Heading this effort is Shine, a lively, independently-produced EP that contains a microcosm of past Lauperisms. There is the ovaries-out title track -- used as a set opener -- that allows her to sing at the top of her lungs, tear around the stage and affirm life. The buoyant and punky "It's Hard to Be Me" fits neatly in a 1980s slipper, while the slinky "Madonna Whore" has a modern don't-fence-me-in theme. The ballad "Water's Edge" rounds out the set.
Currently Lauper is opening for Cher's "Farewell Tour" through December, playing most of Shine and a smattering of her best and best-known songs. The Shine available through retail and sold through her Web site (www.cyndilauper.com) is something less than what it once was. In a perfect world, it would have continued the creative arc of 1992's Hat Full of Stars and 1997's Sisters of Avalon. Both were skilled, experimental albums that pushed the limits of her talent, logical progressions from her chock-full-of-hits 1984 debut, She's So Unusual. But, according to Lauper, these later efforts were too, well, unusual, for her record company, Sony/Epic.

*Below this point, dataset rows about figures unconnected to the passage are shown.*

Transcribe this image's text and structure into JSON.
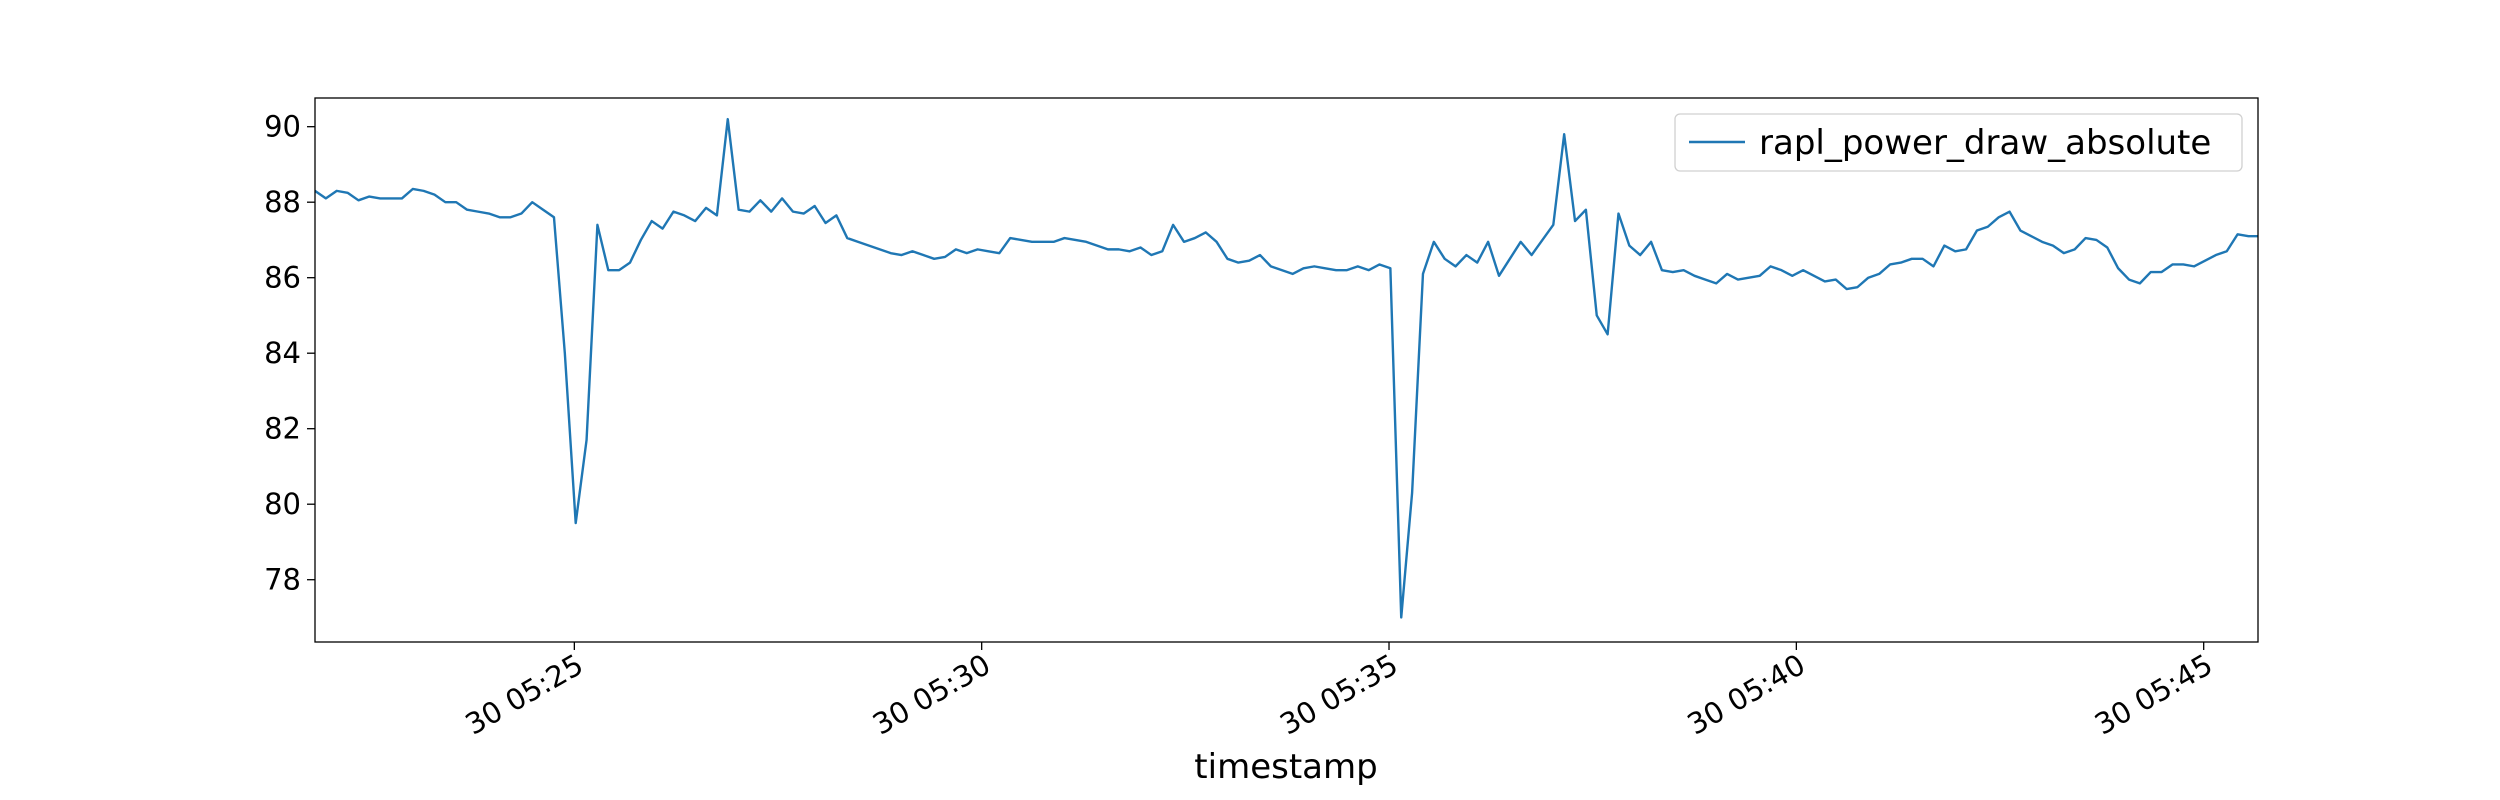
{
  "chart_data": {
    "type": "line",
    "xlabel": "timestamp",
    "legend": "upper right",
    "x": [
      "30 05:21:49",
      "30 05:21:57",
      "30 05:22:05",
      "30 05:22:13",
      "30 05:22:21",
      "30 05:22:29",
      "30 05:22:37",
      "30 05:22:45",
      "30 05:22:53",
      "30 05:23:01",
      "30 05:23:09",
      "30 05:23:17",
      "30 05:23:25",
      "30 05:23:33",
      "30 05:23:41",
      "30 05:23:49",
      "30 05:23:57",
      "30 05:24:05",
      "30 05:24:13",
      "30 05:24:21",
      "30 05:24:29",
      "30 05:24:37",
      "30 05:24:45",
      "30 05:24:53",
      "30 05:25:01",
      "30 05:25:09",
      "30 05:25:17",
      "30 05:25:25",
      "30 05:25:33",
      "30 05:25:41",
      "30 05:25:49",
      "30 05:25:57",
      "30 05:26:05",
      "30 05:26:13",
      "30 05:26:21",
      "30 05:26:29",
      "30 05:26:37",
      "30 05:26:45",
      "30 05:26:53",
      "30 05:27:01",
      "30 05:27:09",
      "30 05:27:17",
      "30 05:27:25",
      "30 05:27:33",
      "30 05:27:41",
      "30 05:27:49",
      "30 05:27:57",
      "30 05:28:05",
      "30 05:28:13",
      "30 05:28:21",
      "30 05:28:29",
      "30 05:28:37",
      "30 05:28:45",
      "30 05:28:53",
      "30 05:29:01",
      "30 05:29:09",
      "30 05:29:17",
      "30 05:29:25",
      "30 05:29:33",
      "30 05:29:41",
      "30 05:29:49",
      "30 05:29:57",
      "30 05:30:05",
      "30 05:30:13",
      "30 05:30:21",
      "30 05:30:29",
      "30 05:30:37",
      "30 05:30:45",
      "30 05:30:53",
      "30 05:31:01",
      "30 05:31:09",
      "30 05:31:17",
      "30 05:31:25",
      "30 05:31:33",
      "30 05:31:41",
      "30 05:31:49",
      "30 05:31:57",
      "30 05:32:05",
      "30 05:32:13",
      "30 05:32:21",
      "30 05:32:29",
      "30 05:32:37",
      "30 05:32:45",
      "30 05:32:53",
      "30 05:33:01",
      "30 05:33:09",
      "30 05:33:17",
      "30 05:33:25",
      "30 05:33:33",
      "30 05:33:41",
      "30 05:33:49",
      "30 05:33:57",
      "30 05:34:05",
      "30 05:34:13",
      "30 05:34:21",
      "30 05:34:29",
      "30 05:34:37",
      "30 05:34:45",
      "30 05:34:53",
      "30 05:35:01",
      "30 05:35:09",
      "30 05:35:17",
      "30 05:35:25",
      "30 05:35:33",
      "30 05:35:41",
      "30 05:35:49",
      "30 05:35:57",
      "30 05:36:05",
      "30 05:36:13",
      "30 05:36:21",
      "30 05:36:29",
      "30 05:36:37",
      "30 05:36:45",
      "30 05:36:53",
      "30 05:37:01",
      "30 05:37:09",
      "30 05:37:17",
      "30 05:37:25",
      "30 05:37:33",
      "30 05:37:41",
      "30 05:37:49",
      "30 05:37:57",
      "30 05:38:05",
      "30 05:38:13",
      "30 05:38:21",
      "30 05:38:29",
      "30 05:38:37",
      "30 05:38:45",
      "30 05:38:53",
      "30 05:39:01",
      "30 05:39:09",
      "30 05:39:17",
      "30 05:39:25",
      "30 05:39:33",
      "30 05:39:41",
      "30 05:39:49",
      "30 05:39:57",
      "30 05:40:05",
      "30 05:40:13",
      "30 05:40:21",
      "30 05:40:29",
      "30 05:40:37",
      "30 05:40:45",
      "30 05:40:53",
      "30 05:41:01",
      "30 05:41:09",
      "30 05:41:17",
      "30 05:41:25",
      "30 05:41:33",
      "30 05:41:41",
      "30 05:41:49",
      "30 05:41:57",
      "30 05:42:05",
      "30 05:42:13",
      "30 05:42:21",
      "30 05:42:29",
      "30 05:42:37",
      "30 05:42:45",
      "30 05:42:53",
      "30 05:43:01",
      "30 05:43:09",
      "30 05:43:17",
      "30 05:43:25",
      "30 05:43:33",
      "30 05:43:41",
      "30 05:43:49",
      "30 05:43:57",
      "30 05:44:05",
      "30 05:44:13",
      "30 05:44:21",
      "30 05:44:29",
      "30 05:44:37",
      "30 05:44:45",
      "30 05:44:53",
      "30 05:45:01",
      "30 05:45:09",
      "30 05:45:17",
      "30 05:45:25",
      "30 05:45:33",
      "30 05:45:41"
    ],
    "series": [
      {
        "name": "rapl_power_draw_absolute",
        "color": "#1f77b4",
        "values": [
          88.3,
          88.1,
          88.3,
          88.25,
          88.05,
          88.15,
          88.1,
          88.1,
          88.1,
          88.35,
          88.3,
          88.2,
          88.0,
          88.0,
          87.8,
          87.75,
          87.7,
          87.6,
          87.6,
          87.7,
          88.0,
          87.8,
          87.6,
          84.0,
          79.5,
          81.7,
          87.4,
          86.2,
          86.2,
          86.4,
          87.0,
          87.5,
          87.3,
          87.75,
          87.65,
          87.5,
          87.85,
          87.65,
          90.2,
          87.8,
          87.75,
          88.05,
          87.75,
          88.1,
          87.75,
          87.7,
          87.9,
          87.45,
          87.65,
          87.05,
          86.95,
          86.85,
          86.75,
          86.65,
          86.6,
          86.7,
          86.6,
          86.5,
          86.55,
          86.75,
          86.65,
          86.75,
          86.7,
          86.65,
          87.05,
          87.0,
          86.95,
          86.95,
          86.95,
          87.05,
          87.0,
          86.95,
          86.85,
          86.75,
          86.75,
          86.7,
          86.8,
          86.6,
          86.7,
          87.4,
          86.95,
          87.05,
          87.2,
          86.95,
          86.5,
          86.4,
          86.45,
          86.6,
          86.3,
          86.2,
          86.1,
          86.25,
          86.3,
          86.25,
          86.2,
          86.2,
          86.3,
          86.2,
          86.35,
          86.25,
          77.0,
          80.3,
          86.1,
          86.95,
          86.5,
          86.3,
          86.6,
          86.4,
          86.95,
          86.05,
          86.5,
          86.95,
          86.6,
          87.0,
          87.4,
          89.8,
          87.5,
          87.8,
          85.0,
          84.5,
          87.7,
          86.85,
          86.6,
          86.95,
          86.2,
          86.15,
          86.2,
          86.05,
          85.95,
          85.85,
          86.1,
          85.95,
          86.0,
          86.05,
          86.3,
          86.2,
          86.05,
          86.2,
          86.05,
          85.9,
          85.95,
          85.7,
          85.75,
          86.0,
          86.1,
          86.35,
          86.4,
          86.5,
          86.5,
          86.3,
          86.85,
          86.7,
          86.75,
          87.25,
          87.35,
          87.6,
          87.75,
          87.25,
          87.1,
          86.95,
          86.85,
          86.65,
          86.75,
          87.05,
          87.0,
          86.8,
          86.25,
          85.95,
          85.85,
          86.15,
          86.15,
          86.35,
          86.35,
          86.3,
          86.45,
          86.6,
          86.7,
          87.15,
          87.1,
          87.1
        ]
      }
    ],
    "xlim": [
      "30 05:21:49",
      "30 05:45:40"
    ],
    "xticks": [
      "30 05:25",
      "30 05:30",
      "30 05:35",
      "30 05:40",
      "30 05:45"
    ],
    "ylim": [
      76.35,
      90.76
    ],
    "yticks": [
      78,
      80,
      82,
      84,
      86,
      88,
      90
    ]
  }
}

"I thought [Sisters of Avalon] was a great record, but my record company had issues," she says. "I was out there touring, pregnant, opening for Tina Turner. Tina was on Virgin at the time, and their people felt so sorry for me they helped with my promotion."
When the tour ended Lauper asked to be released from her contract. Sony agreed, but only if she recorded a Christmas album. "I went along with that, because it was something I wanted to do anyway," she says. "And I did everything right. I opened the lighting of the tree at Rockefeller Center. I did Rosie, did Letterman, but people still couldn't get the records. They were promoting someone else that year. Maybe they didn't like the idea that I called it Merry Christmas -- Have a Nice Life!"
Lauper admits that some of her record company problems originate from her own lack of diplomacy. "Whenever I'm talking to someone important there's always a moment where the other people in the room choke on their food because of something I said."
Released from Sony, she recorded the full-length Shine, which was set for release last year on Edel Records, but Edel went under before the album came out, and Lauper began looking for alternatives. Surprisingly, she'd play the new songs and audiences started singing along, prompting her to put something out for the fans.
"I didn't want to shoot my whole wad, but wanted to put something out and picked the ones that people were singing along with," she says. "Although I have no idea how they heard them in the first place."
While Lauper attempts to find the complete Shine a home, she admits it's somewhat outdated. Written and recorded before last September's terrorist attacks, the album is "very 2001, which is not where I am anymore." As a result, there is an entire second album in the can, but there are no concrete plans for its release.
But in the battle of Lauper versus the suits, the odds are good. "The gatekeepers will come and go," she says. "But I'll always be here. I know how to sing. I know how to write. When I was a little kid I could always win anybody over by singing. When I thought my house was haunted I figured that if I could sing a song and charm the ghosts they wouldn't kill me. And it must have worked . . . I'm still here."